Turkish Workers vs Thatcher and NACODS

Sungur Savran: Finally, a unionist from the Türk-Is leadership promised to take the demand for a general strike to leadership bodies, to which the crowd duly replied by another slogan: “Kumlu has to come and promise us a general strike!” This paralysed the bureaucrats. But in the end, a clever bureaucrat had the idea of threatening the workers with a police attack – after all, the “official” demonstration was over and the police disposed of the legal right to disperse the crowd. Thus came to an end this unusual public revolt of the workers against the union bureaucracy. Whatever the outcome in the coming days, this single episode has placed the Tekel fight in the annals of class struggle in Turkey. This was the first time when workers openly revolted against the bureaucracy during mass action, which of course will send shivers through every bureaucrat in future actions of a similar dimension.
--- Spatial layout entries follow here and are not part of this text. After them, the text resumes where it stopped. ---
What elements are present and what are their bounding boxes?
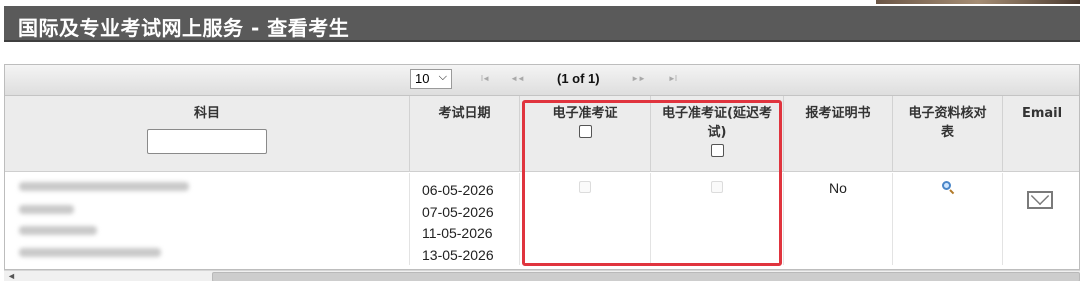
horizontal-scrollbar[interactable]: ◄	[4, 270, 1080, 281]
column-header-subject: 科目	[5, 96, 410, 172]
e-verification-header-label: 电子资料核对表	[908, 106, 987, 140]
column-header-exam-date[interactable]: 考试日期	[410, 96, 520, 172]
scroll-left-icon[interactable]: ◄	[7, 271, 16, 281]
entry-certificate-header-label: 报考证明书	[805, 106, 871, 121]
exam-date-header-label: 考试日期	[438, 106, 491, 121]
subject-filter-input[interactable]	[147, 129, 267, 154]
column-header-e-verification: 电子资料核对表	[893, 96, 1003, 172]
e-verification-cell	[893, 173, 1003, 265]
pagination-bar: 10 ⌵ I◄ ◄◄ (1 of 1) ►► ►I	[5, 65, 1079, 96]
prev-page-button[interactable]: ◄◄	[507, 71, 527, 87]
first-page-button[interactable]: I◄	[475, 71, 495, 87]
redacted-text	[19, 182, 189, 191]
page-title-bar: 国际及专业考试网上服务 - 查看考生	[4, 6, 1080, 42]
redacted-text	[19, 205, 74, 214]
exam-dates-cell: 06-05-2026 07-05-2026 11-05-2026 13-05-2…	[410, 173, 520, 265]
redacted-text	[19, 248, 161, 257]
last-page-button[interactable]: ►I	[662, 71, 682, 87]
subject-cell	[5, 173, 410, 265]
exam-date: 13-05-2026	[422, 246, 494, 263]
search-icon[interactable]	[941, 181, 954, 195]
highlight-annotation-box	[522, 100, 782, 266]
scrollbar-thumb[interactable]	[212, 272, 1080, 281]
mail-icon[interactable]	[1027, 186, 1053, 209]
column-header-email: Email	[1003, 96, 1079, 172]
exam-date: 06-05-2026	[422, 182, 494, 198]
exam-date: 07-05-2026	[422, 203, 494, 220]
email-header-label: Email	[1021, 106, 1063, 121]
exam-date: 11-05-2026	[422, 225, 493, 241]
top-banner-photo	[876, 0, 1080, 4]
page-title: 国际及专业考试网上服务 - 查看考生	[18, 16, 350, 40]
column-header-entry-certificate: 报考证明书	[784, 96, 893, 172]
email-cell	[1003, 173, 1079, 265]
redacted-text	[19, 226, 97, 235]
chevron-down-icon: ⌵	[438, 71, 447, 83]
rows-per-page-select[interactable]: 10 ⌵	[410, 69, 452, 89]
entry-certificate-cell: No	[784, 173, 893, 265]
next-page-button[interactable]: ►►	[628, 71, 648, 87]
rows-per-page-value: 10	[415, 71, 430, 86]
page-info: (1 of 1)	[557, 71, 600, 86]
subject-header-label: 科目	[193, 106, 220, 121]
entry-certificate-value: No	[829, 180, 847, 196]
Whenever I come across yet another attempt of compromising achievement by Turk-is (which has de facto functioned as a yellow union so far), I indulge in the temptation to think that maybe Hayek and British neo-liberals were right and supposedly coercive nature of trade union bureaucracy is one of the major obstacles for working class movement.

Aside from the peculiarity of inter-class war among the bourgeois, Turkish state is an ordinary state striving to accomplish what Thatcher and Reagan did a couple of decades ago: creating an ideological consensus on approval of capitalist injustice with Muslim tints. Being against an ordinary state in an embryonic form, the success of Turkish workers directly depends on the success of their struggle against the past of full-fledged modern states, as Marx said for Germany long time ago. See:

If Tekel workers fail against the coalition of Teatcher and flag waving trade union bureaucracy once again, the most possible outcome will be exactly what D. Harvey described in his "A Brief History of Neoliberalism":

"Alan Budd, an economic adviser to Thatcher, later suggested that ‘the 1980s policies of attacking inflation by squeezing the economy and public spending were a cover to bash the workers’. Britain created what Marx called ‘an industrial reserve army’, he went on to observe, the effect of which was to undermine the power of labour and permit capitalists to make easy profits thereafter. And in an action that paralleled Reagan’s provocation of PATCO in 1981, Thatcher provoked a miners’ strike in 1984 by announcing a wave of redundancies and pit closures (imported coal was cheaper). The strike lasted for almost a year, and, in spite of a great deal of public sympathy and support, the miners lost. The back of a core element of the British labour movement had been broken. Thatcher further reduced union power by opening up the UK to foreign competition and foreign investment. Foreign competition demolished much of traditional British industry in the 1980s––the steel industry (Sheffield) and shipbuilding (Glasgow) more or less totally disappeared within a few years, and with them a good deal of trade union power. Thatcher effectively destroyed the indigenous nationalized UK automobile industry, with its strong unions and militant labour traditions, instead offering the UK as an offshore platform for Japanese automobile companies seeking access to Europe. These built on greenfield sites and recruited non-union workers who would submit to Japanese-style labour relations. The overall effect was to transform the UK into a country of relatively low wages and a largely compliant labour force (relative to the rest of Europe) within ten years. By the time Thatcher left office, strike activity had fallen to one-tenth of its former levels. She had eradicated inflation, curbed union power, tamed the labour force, and built middle-class consent for her policies in the process."